Medill seems to be doing all the right things: Planning to get students out of their silos and into classes that teach them storytelling, ethics, and basic journalistic principles, regardless of their medium of choice.
Lavine also mentions “faculty classes”…
“Some key portions of the faculty class are still being developed, but I can tell you that for 10 weeks in the spring term, I am facilitating a required four-hour class for faculty. (The staff also has a weekly in-service session.) Instruction comes from Medill faculty, other professors on campus and experts from leading media companies. The course also has eight hours of weekly homework and two hours of digital media training…This faculty class is the first of what I suspect will be an annual class for the next three years — 10 weeks of all of us going to a demanding course. In the quarters when we are not in school, there will a couple of deep in-service sessions. We are serious about increasing our knowledge as a way of life at the school.”

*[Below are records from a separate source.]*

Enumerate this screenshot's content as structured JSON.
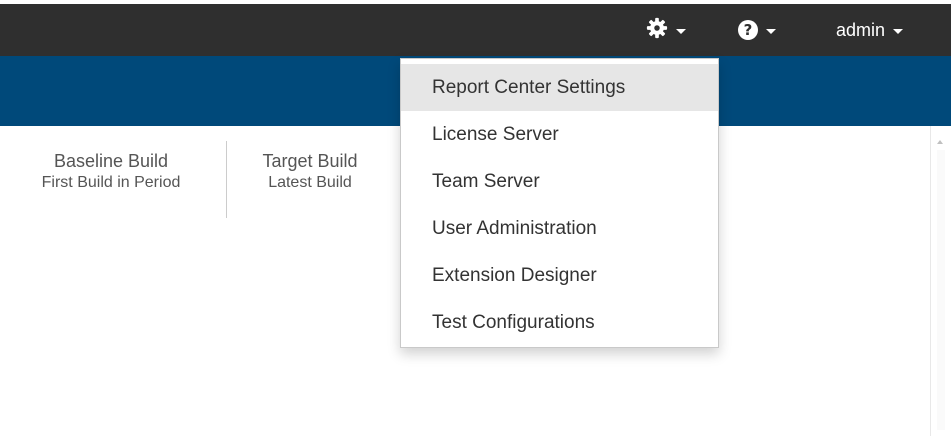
{
  "navbar": {
    "gear": {
      "icon": "gear-icon"
    },
    "help": {
      "icon": "help-icon",
      "glyph": "?"
    },
    "user": {
      "label": "admin"
    }
  },
  "builds": {
    "baseline": {
      "title": "Baseline Build",
      "subtitle": "First Build in Period"
    },
    "target": {
      "title": "Target Build",
      "subtitle": "Latest Build"
    }
  },
  "settings_menu": {
    "items": [
      {
        "label": "Report Center Settings",
        "active": true
      },
      {
        "label": "License Server"
      },
      {
        "label": "Team Server"
      },
      {
        "label": "User Administration"
      },
      {
        "label": "Extension Designer"
      },
      {
        "label": "Test Configurations"
      }
    ]
  },
  "colors": {
    "navbar_bg": "#2f2f2f",
    "blue_band": "#00497a",
    "menu_active": "#e6e6e6"
  }
}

…although he also alludes to students-showing-faculty-how-to-use-an-iPod situations. But that’s bound to happen as the teenage early adopter crowd picks up new gadgetry before it pops in the mainstream.
The Medill J-School’s whole idea here is to picture its incoming 2006 class 10 years after graduation.
What will an everyday professional journalist of 2020 carry in her briefcase? A notebook? A Tablet PC? A video camera? Which of those tools will be the most relevant 14 years from now?